I would say, “It’s a pattern." (Pronounced pad-earn.)
Much laughter as they'd say, "It's a pattern." (Pronounced like General Patton's last name.)
Always glad to make people happy, I fell for it many times.
The problem here (Really no problem. I'd fall for it---they'd laugh.) is what linguists call rhoticity.
Not Rotisserie---Rhoticity
"English pronunciation can be divided into two main accent groups: A rhotic speaker pronounces the letter R in the word hard; a non-rhotic speaker does not pronounce it in the word hard…non-rhotic speakers pronounce R only if it is followed by a vowel sound."
There is no vowel after the R in pattern. Growing up in Ohio and then Kansas, I became a rhotic speaker. Apparently one learns one's accent between the ages of 8 and 14 from one's peers. Not from one's horrified mother who insisted there was no such thing as a "warsh rag."
These items are called warsh-rags in Cincinnati, Ohio
I don't know where the R in waRsh rag comes from.
It all must have have grated on my mother's nerves. She was a non-Rhotic speaker.
Cele, Bahbuhruh (or is it Jane?), Ben and Bill
Summer, 1959
She called me Bah-buh-ruh. No R until it's followed by a vowel at the end.
Worse, she called my close friend Linder Tayluh, adding an R to the end of Linda, an R she borrowed from the end of Taylor.

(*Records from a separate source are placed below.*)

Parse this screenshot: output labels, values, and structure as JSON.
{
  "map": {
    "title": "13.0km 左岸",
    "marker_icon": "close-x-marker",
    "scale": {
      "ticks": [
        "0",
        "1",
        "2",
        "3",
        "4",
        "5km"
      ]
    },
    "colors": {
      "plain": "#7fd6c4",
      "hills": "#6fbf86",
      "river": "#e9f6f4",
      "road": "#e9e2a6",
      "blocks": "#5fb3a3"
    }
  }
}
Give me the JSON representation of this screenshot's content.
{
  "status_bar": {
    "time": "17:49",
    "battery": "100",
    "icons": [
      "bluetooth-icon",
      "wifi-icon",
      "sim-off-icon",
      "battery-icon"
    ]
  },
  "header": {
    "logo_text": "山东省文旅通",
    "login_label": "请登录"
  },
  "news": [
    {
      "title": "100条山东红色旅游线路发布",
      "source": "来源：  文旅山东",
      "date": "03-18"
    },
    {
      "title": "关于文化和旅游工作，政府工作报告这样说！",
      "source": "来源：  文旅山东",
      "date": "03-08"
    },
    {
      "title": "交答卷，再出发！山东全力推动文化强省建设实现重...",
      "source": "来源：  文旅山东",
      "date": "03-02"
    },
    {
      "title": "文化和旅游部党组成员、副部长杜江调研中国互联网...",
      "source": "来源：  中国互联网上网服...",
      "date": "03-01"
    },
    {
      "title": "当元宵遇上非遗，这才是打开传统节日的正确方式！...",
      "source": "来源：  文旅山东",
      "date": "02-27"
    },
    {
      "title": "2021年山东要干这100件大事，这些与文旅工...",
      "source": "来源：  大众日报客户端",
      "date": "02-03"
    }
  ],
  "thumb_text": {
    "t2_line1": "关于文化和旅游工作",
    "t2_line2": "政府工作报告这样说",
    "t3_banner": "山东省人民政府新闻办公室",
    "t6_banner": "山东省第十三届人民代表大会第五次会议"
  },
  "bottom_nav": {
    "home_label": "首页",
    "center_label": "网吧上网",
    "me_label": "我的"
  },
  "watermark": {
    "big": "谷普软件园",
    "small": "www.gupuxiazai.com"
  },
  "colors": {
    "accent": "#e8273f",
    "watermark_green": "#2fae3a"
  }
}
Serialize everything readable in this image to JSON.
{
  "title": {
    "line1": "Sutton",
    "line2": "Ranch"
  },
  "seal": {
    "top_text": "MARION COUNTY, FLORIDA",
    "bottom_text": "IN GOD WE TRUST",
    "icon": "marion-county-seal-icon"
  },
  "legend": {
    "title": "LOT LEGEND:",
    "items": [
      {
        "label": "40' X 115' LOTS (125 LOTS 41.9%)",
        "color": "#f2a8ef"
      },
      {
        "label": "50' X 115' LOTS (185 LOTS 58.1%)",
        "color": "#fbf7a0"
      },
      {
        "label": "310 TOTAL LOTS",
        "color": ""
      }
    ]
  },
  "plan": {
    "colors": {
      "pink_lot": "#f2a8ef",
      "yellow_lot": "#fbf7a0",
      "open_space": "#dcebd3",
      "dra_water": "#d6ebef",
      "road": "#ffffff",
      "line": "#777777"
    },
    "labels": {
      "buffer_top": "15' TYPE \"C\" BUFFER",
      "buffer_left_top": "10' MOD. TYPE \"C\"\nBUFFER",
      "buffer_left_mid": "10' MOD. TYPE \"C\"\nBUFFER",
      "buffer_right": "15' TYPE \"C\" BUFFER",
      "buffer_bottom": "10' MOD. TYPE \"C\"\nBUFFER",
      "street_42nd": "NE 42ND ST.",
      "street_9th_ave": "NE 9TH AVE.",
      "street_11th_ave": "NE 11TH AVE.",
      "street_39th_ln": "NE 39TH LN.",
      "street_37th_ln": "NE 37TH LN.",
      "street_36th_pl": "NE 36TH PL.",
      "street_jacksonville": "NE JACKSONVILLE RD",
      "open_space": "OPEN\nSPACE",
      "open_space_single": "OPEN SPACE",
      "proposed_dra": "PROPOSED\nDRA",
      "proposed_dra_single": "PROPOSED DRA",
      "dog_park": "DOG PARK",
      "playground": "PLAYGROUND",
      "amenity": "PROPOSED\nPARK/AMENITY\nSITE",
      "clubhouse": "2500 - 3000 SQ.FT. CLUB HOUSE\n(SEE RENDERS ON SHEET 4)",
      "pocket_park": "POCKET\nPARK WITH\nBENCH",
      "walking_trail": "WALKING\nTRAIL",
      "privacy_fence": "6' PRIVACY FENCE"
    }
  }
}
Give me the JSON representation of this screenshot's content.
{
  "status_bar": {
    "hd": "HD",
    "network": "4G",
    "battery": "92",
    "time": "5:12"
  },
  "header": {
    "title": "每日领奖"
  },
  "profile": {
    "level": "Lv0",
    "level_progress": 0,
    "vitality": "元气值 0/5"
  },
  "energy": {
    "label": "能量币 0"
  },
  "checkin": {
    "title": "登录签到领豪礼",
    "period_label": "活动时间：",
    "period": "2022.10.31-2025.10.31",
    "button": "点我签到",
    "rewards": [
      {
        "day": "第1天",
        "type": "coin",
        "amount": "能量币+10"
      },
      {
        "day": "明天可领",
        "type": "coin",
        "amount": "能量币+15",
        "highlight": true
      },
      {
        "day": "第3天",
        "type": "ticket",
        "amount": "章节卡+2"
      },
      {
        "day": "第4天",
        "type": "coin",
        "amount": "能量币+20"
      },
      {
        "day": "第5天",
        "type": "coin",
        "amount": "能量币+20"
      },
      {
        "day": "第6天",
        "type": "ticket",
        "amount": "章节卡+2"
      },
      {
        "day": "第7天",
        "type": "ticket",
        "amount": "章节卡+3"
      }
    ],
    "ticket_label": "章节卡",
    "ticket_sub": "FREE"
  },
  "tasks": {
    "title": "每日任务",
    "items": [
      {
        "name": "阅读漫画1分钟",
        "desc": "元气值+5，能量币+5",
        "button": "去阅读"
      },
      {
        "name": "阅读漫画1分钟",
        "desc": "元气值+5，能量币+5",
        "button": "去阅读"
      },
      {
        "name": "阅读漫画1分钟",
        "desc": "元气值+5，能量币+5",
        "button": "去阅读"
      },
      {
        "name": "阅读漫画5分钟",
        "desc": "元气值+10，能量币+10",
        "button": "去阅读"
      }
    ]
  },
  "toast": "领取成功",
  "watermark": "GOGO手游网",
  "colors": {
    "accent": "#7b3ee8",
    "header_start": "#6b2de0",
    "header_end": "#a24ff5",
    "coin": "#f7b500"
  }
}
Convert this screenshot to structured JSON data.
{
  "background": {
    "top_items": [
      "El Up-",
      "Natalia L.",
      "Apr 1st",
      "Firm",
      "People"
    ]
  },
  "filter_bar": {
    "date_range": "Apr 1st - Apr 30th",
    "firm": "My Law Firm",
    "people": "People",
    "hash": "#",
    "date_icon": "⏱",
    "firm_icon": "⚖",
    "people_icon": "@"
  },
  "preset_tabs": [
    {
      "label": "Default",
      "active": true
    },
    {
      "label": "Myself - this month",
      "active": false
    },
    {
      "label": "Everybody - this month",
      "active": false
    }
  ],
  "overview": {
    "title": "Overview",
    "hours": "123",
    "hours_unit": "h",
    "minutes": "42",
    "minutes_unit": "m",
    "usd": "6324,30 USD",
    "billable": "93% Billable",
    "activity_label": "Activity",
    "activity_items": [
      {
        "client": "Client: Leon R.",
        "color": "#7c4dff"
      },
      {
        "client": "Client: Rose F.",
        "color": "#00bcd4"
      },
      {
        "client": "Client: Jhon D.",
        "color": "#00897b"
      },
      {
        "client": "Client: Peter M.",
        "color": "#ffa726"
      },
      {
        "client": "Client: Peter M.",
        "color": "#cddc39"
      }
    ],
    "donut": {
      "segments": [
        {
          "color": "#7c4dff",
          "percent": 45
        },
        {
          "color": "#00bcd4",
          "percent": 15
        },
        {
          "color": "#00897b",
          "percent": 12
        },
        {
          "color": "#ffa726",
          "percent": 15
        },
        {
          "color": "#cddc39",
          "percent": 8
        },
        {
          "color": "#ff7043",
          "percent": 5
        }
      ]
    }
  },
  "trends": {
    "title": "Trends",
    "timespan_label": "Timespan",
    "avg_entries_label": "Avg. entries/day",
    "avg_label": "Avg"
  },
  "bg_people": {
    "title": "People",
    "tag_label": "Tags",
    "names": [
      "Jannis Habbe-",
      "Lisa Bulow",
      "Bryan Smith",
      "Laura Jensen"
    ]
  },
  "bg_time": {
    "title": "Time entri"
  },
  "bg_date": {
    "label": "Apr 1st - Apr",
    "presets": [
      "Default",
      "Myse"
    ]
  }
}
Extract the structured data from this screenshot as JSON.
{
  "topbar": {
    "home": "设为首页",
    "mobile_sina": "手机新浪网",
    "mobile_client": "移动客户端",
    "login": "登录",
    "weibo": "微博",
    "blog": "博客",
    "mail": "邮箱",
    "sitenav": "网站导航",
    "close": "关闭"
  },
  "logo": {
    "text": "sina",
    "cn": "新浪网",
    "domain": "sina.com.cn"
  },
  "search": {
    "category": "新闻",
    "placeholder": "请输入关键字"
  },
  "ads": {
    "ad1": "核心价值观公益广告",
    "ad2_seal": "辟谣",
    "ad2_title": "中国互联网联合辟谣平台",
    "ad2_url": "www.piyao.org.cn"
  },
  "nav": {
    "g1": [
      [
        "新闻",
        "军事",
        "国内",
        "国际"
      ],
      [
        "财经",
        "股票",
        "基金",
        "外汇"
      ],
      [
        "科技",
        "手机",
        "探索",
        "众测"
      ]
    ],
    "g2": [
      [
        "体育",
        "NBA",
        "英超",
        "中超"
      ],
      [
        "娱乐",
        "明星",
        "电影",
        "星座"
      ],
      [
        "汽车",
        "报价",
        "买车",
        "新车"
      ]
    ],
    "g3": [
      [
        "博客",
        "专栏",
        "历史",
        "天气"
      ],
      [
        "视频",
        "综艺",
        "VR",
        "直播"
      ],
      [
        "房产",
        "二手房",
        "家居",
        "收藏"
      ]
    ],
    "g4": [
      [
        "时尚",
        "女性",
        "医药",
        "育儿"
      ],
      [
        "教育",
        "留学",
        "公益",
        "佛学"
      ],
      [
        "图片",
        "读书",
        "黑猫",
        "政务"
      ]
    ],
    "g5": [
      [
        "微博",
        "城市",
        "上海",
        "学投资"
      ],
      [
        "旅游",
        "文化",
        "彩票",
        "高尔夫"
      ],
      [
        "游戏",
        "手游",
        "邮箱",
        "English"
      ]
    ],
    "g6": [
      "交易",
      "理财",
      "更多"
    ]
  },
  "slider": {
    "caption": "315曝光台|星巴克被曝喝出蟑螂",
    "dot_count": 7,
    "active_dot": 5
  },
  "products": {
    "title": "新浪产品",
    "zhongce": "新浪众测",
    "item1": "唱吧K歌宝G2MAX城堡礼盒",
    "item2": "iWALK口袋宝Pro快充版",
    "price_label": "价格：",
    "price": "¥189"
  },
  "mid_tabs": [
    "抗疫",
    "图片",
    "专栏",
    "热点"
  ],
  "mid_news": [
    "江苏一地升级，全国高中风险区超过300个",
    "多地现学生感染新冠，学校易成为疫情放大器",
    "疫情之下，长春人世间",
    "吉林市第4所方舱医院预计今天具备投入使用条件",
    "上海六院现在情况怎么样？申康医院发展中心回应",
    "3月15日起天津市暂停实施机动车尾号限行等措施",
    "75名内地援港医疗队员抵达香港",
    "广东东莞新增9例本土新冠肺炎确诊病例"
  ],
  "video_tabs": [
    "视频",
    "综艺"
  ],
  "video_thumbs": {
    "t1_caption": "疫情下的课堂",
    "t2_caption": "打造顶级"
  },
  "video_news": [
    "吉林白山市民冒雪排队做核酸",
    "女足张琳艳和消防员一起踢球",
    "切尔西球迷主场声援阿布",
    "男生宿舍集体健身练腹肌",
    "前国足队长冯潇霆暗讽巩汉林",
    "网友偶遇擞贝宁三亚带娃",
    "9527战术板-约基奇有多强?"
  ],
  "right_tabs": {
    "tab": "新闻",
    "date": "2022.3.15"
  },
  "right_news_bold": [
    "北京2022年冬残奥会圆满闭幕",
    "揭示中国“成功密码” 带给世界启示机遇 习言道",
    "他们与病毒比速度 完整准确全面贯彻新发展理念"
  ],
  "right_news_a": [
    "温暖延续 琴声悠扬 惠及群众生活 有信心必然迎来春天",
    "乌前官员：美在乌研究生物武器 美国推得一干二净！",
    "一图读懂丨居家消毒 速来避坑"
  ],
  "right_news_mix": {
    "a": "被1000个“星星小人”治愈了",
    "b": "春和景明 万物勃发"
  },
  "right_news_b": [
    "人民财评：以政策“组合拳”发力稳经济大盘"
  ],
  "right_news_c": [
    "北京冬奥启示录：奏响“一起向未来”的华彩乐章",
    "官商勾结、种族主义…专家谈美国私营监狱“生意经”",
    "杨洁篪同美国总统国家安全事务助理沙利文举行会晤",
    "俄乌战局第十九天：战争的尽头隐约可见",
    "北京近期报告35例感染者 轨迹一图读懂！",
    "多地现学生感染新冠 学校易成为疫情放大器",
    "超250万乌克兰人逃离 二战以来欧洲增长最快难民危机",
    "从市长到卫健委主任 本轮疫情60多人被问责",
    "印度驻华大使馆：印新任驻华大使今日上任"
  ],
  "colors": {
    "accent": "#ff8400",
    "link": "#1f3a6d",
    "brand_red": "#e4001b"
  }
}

I can't imagine why I pronounce the double TT's in pattern like a D, but I tell you I'm not the only one out here. I'm in the quilt pattern business so it's a word we often use---apparently we all have accents out here on the plains.
P.S. Not only is there a Manhattan, Kansas, there is a Long Island, Kansas (not a drop of water in sight.)